Being prepared to seize the day requires more than tech, though: activists and citizens are most effective in political groups, using good organizing approaches. International development organizations, funders, academics, tech companies and others can help, but must consider the entire terrain - political, human, social and technical - in their efforts because liberation technology can land people in jail - or worse. Savvy authoritarians have inherent advantages in this "cat-and-mouse" game.
This talk addresses the role of technology in fragile democracies and closed societies from NDI's perspective as implementers of democracy strengthening programs.

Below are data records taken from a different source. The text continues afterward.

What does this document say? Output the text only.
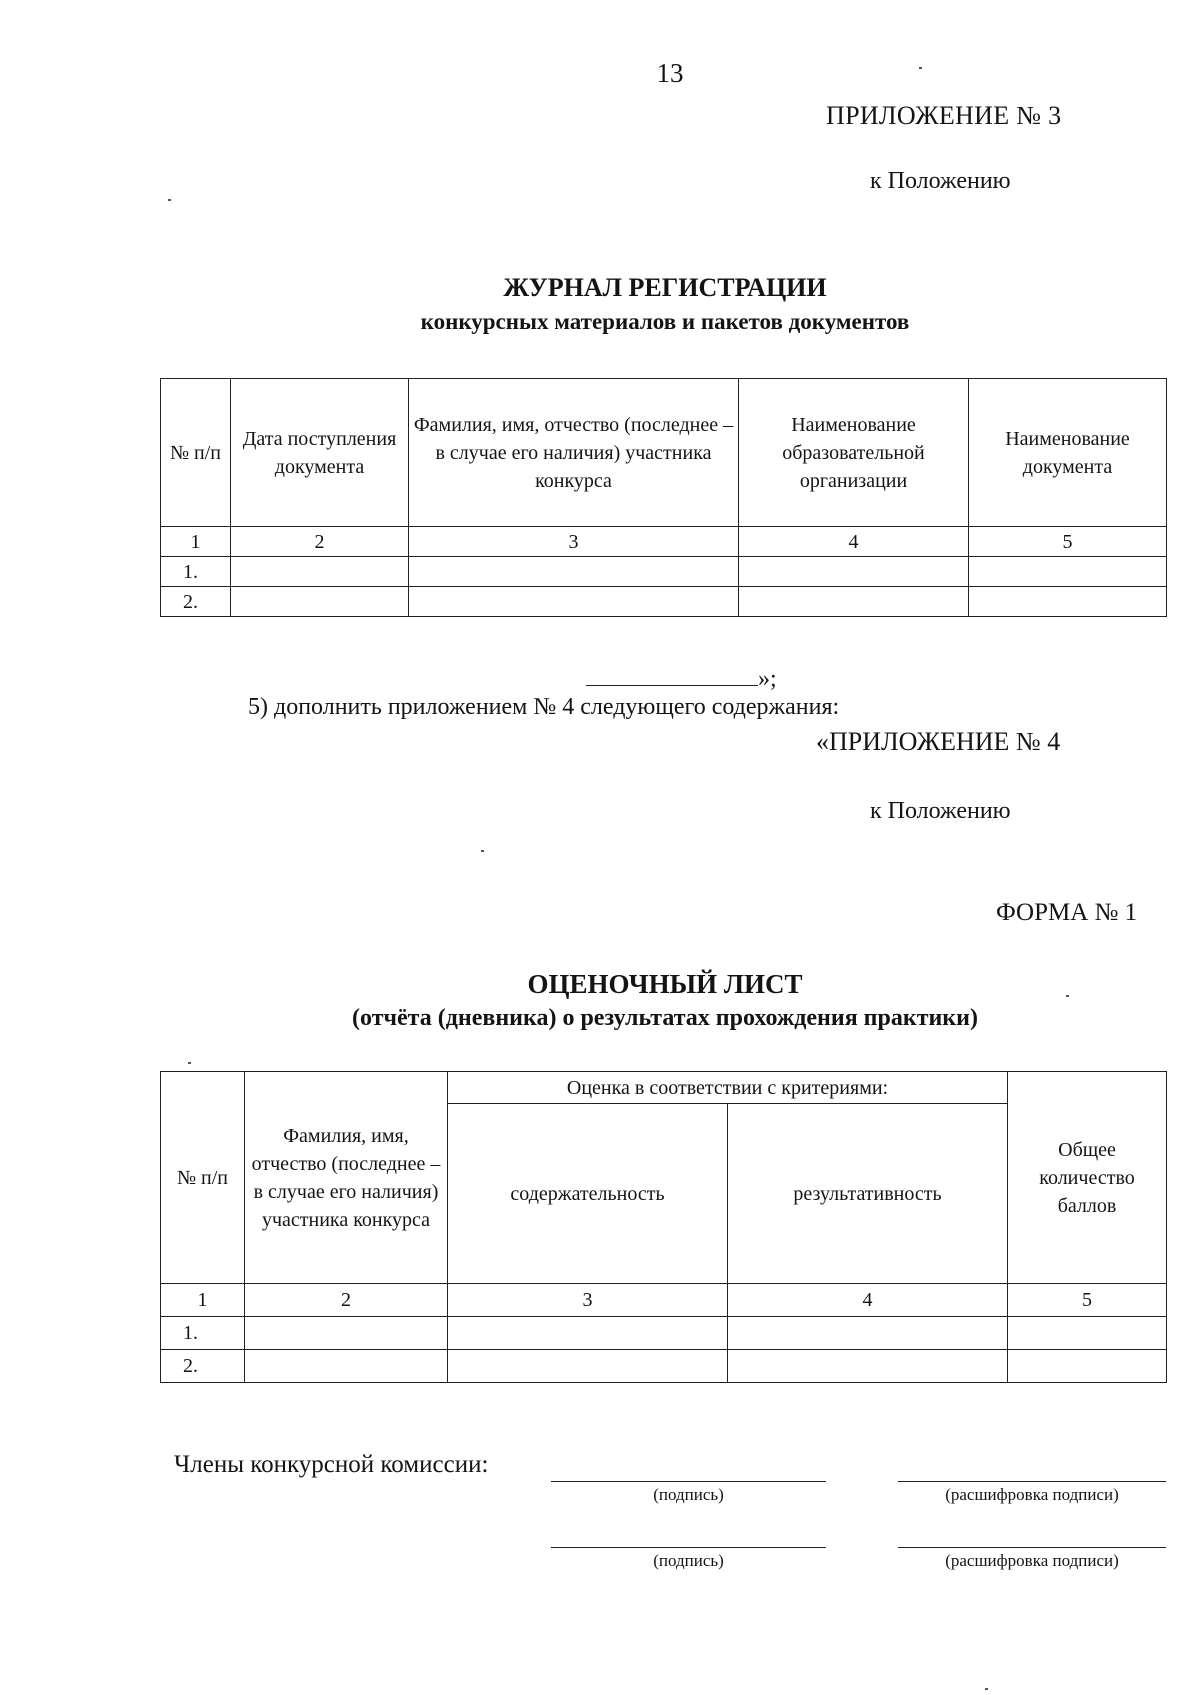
13
ПРИЛОЖЕНИЕ № 3
к Положению
ЖУРНАЛ РЕГИСТРАЦИИ
конкурсных материалов и пакетов документов
№ п/п	Дата поступления документа	Фамилия, имя, отчество (последнее – в случае его наличия) участника конкурса	Наименование образовательной организации	Наименование документа
1	2	3	4	5
1.				
2.				
»;
5) дополнить приложением № 4 следующего содержания:
«ПРИЛОЖЕНИЕ № 4
к Положению
ФОРМА № 1
ОЦЕНОЧНЫЙ ЛИСТ
(отчёта (дневника) о результатах прохождения практики)
№ п/п	Фамилия, имя, отчество (последнее – в случае его наличия) участника конкурса	Оценка в соответствии с критериями:		Общее количество баллов
		содержательность	результативность	
1	2	3	4	5
1.				
2.				
Члены конкурсной комиссии:
(подпись)	(расшифровка подписи)
(подпись)	(расшифровка подписи)
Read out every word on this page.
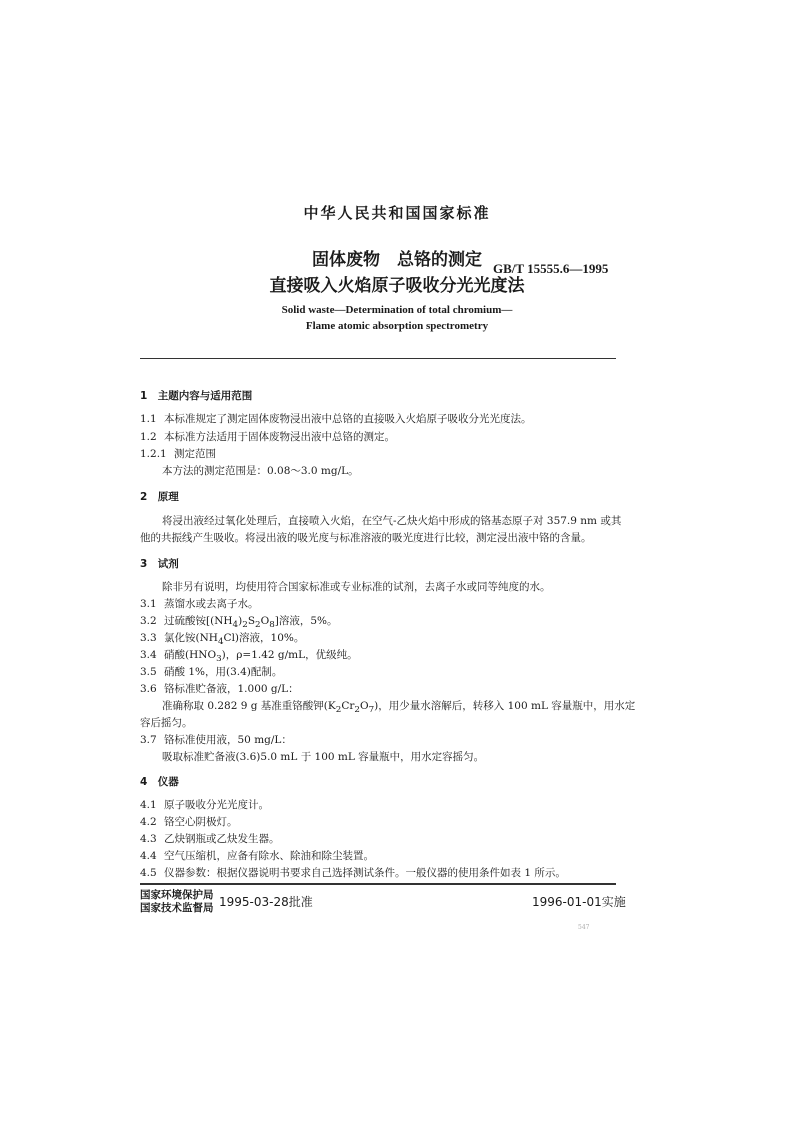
中华人民共和国国家标准
固体废物　总铬的测定
直接吸入火焰原子吸收分光光度法
GB/T 15555.6—1995
Solid waste—Determination of total chromium—
Flame atomic absorption spectrometry
1　主题内容与适用范围
1.1 本标准规定了测定固体废物浸出液中总铬的直接吸入火焰原子吸收分光光度法。
1.2 本标准方法适用于固体废物浸出液中总铬的测定。
1.2.1 测定范围
本方法的测定范围是：0.08～3.0 mg/L。
2　原理
将浸出液经过氧化处理后，直接喷入火焰，在空气-乙炔火焰中形成的铬基态原子对 357.9 nm 或其
他的共振线产生吸收。将浸出液的吸光度与标准溶液的吸光度进行比较，测定浸出液中铬的含量。
3　试剂
除非另有说明，均使用符合国家标准或专业标准的试剂，去离子水或同等纯度的水。
3.1 蒸馏水或去离子水。
3.2 过硫酸铵$[(NH_4)_2S_2O_8]$溶液，5%。
3.3 氯化铵$(NH_4Cl)$溶液，10%。
3.4 硝酸$(HNO_3)$，ρ=1.42 g/mL，优级纯。
3.5 硝酸 1%，用(3.4)配制。
3.6 铬标准贮备液，1.000 g/L：
准确称取 0.282 9 g 基准重铬酸钾$(K_2Cr_2O_7)$，用少量水溶解后，转移入 100 mL 容量瓶中，用水定
容后摇匀。
3.7 铬标准使用液，50 mg/L：
吸取标准贮备液(3.6)5.0 mL 于 100 mL 容量瓶中，用水定容摇匀。
4　仪器
4.1 原子吸收分光光度计。
4.2 铬空心阴极灯。
4.3 乙炔钢瓶或乙炔发生器。
4.4 空气压缩机，应备有除水、除油和除尘装置。
4.5 仪器参数：根据仪器说明书要求自己选择测试条件。一般仪器的使用条件如表 1 所示。
国家环境保护局
国家技术监督局 1995-03-28批准	1996-01-01实施
547
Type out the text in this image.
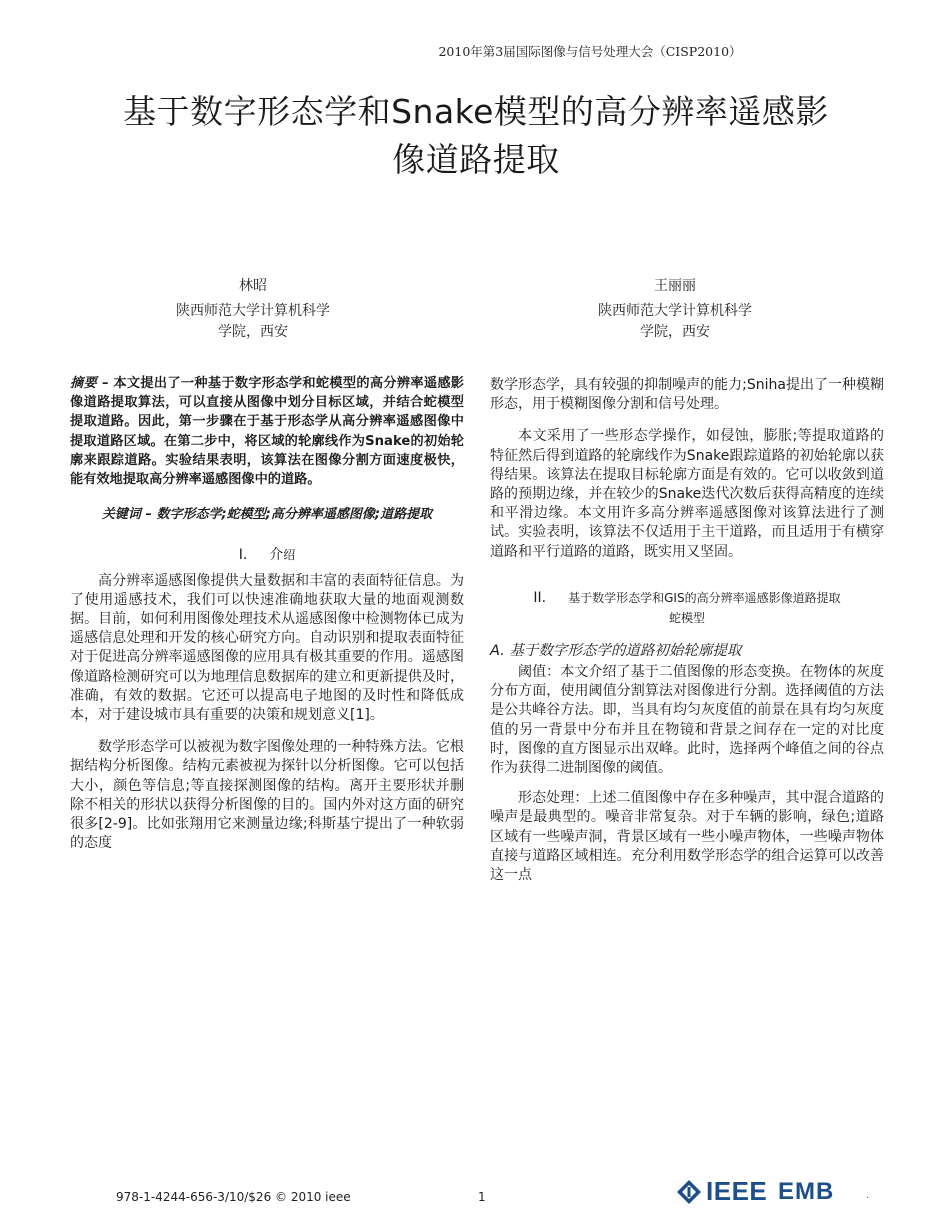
2010年第3届国际图像与信号处理大会（CISP2010）
基于数字形态学和Snake模型的高分辨率遥感影
像道路提取
林昭
陕西师范大学计算机科学
学院，西安
王丽丽
陕西师范大学计算机科学
学院，西安

摘要 – 本文提出了一种基于数字形态学和蛇模型的高分辨率遥感影像道路提取算法，可以直接从图像中划分目标区域，并结合蛇模型提取道路。因此，第一步骤在于基于形态学从高分辨率遥感图像中提取道路区域。在第二步中，将区域的轮廓线作为Snake的初始轮廓来跟踪道路。实验结果表明，该算法在图像分割方面速度极快，能有效地提取高分辨率遥感图像中的道路。

关键词 – 数字形态学;蛇模型;高分辨率遥感图像;道路提取
I. 介绍

高分辨率遥感图像提供大量数据和丰富的表面特征信息。为了使用遥感技术，我们可以快速准确地获取大量的地面观测数据。目前，如何利用图像处理技术从遥感图像中检测物体已成为遥感信息处理和开发的核心研究方向。自动识别和提取表面特征对于促进高分辨率遥感图像的应用具有极其重要的作用。遥感图像道路检测研究可以为地理信息数据库的建立和更新提供及时，准确，有效的数据。它还可以提高电子地图的及时性和降低成本，对于建设城市具有重要的决策和规划意义[1]。

数学形态学可以被视为数字图像处理的一种特殊方法。它根据结构分析图像。结构元素被视为探针以分析图像。它可以包括大小，颜色等信息;等直接探测图像的结构。离开主要形状并删除不相关的形状以获得分析图像的目的。国内外对这方面的研究很多[2-9]。比如张翔用它来测量边缘;科斯基宁提出了一种软弱的态度

数学形态学，具有较强的抑制噪声的能力;Sniha提出了一种模糊形态，用于模糊图像分割和信号处理。

本文采用了一些形态学操作，如侵蚀，膨胀;等提取道路的特征然后得到道路的轮廓线作为Snake跟踪道路的初始轮廓以获得结果。该算法在提取目标轮廓方面是有效的。它可以收敛到道路的预期边缘，并在较少的Snake迭代次数后获得高精度的连续和平滑边缘。本文用许多高分辨率遥感图像对该算法进行了测试。实验表明，该算法不仅适用于主干道路，而且适用于有横穿道路和平行道路的道路，既实用又坚固。

II. 基于数学形态学和GIS的高分辨率遥感影像道路提取
蛇模型
A. 基于数字形态学的道路初始轮廓提取

阈值：本文介绍了基于二值图像的形态变换。在物体的灰度分布方面，使用阈值分割算法对图像进行分割。选择阈值的方法是公共峰谷方法。即，当具有均匀灰度值的前景在具有均匀灰度值的另一背景中分布并且在物镜和背景之间存在一定的对比度时，图像的直方图显示出双峰。此时，选择两个峰值之间的谷点作为获得二进制图像的阈值。

形态处理：上述二值图像中存在多种噪声，其中混合道路的噪声是最典型的。噪音非常复杂。对于车辆的影响，绿色;道路区域有一些噪声洞，背景区域有一些小噪声物体，一些噪声物体直接与道路区域相连。充分利用数学形态学的组合运算可以改善这一点

978-1-4244-656-3/10/$26 © 2010 ieee	1	IEEE EMB	.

Chris Spence is Chief Technology Officer at the National Democratic Institute. In this capacity he manages NDI's work in employing the use of Information and Communication Technologies (ICTs) to promote and strengthen democracy around the world through NDI programs, and has done so since 1996. Mr. Spence was the first staff person to specialize in ICTs for democratic development at NDI, and during his tenure with NDI has overseen ICT programs in dozens of countries around the world in all of NDI's program areas and positioned the Institute as a leader in the use of ICTs in democratic development. Areas of specialization include ICT and e-governance projects, including working with legislatures, local government, election monitoring, political parties and civil society organizations in developing countries and emerging democracies.
Mr. Spence brings to NDI a combination of information technology and international relations expertise. He started his technology career in 1986 in Silicon Valley with positions in several companies including Oracle Corporation, Netscape Communications and Triad Systems.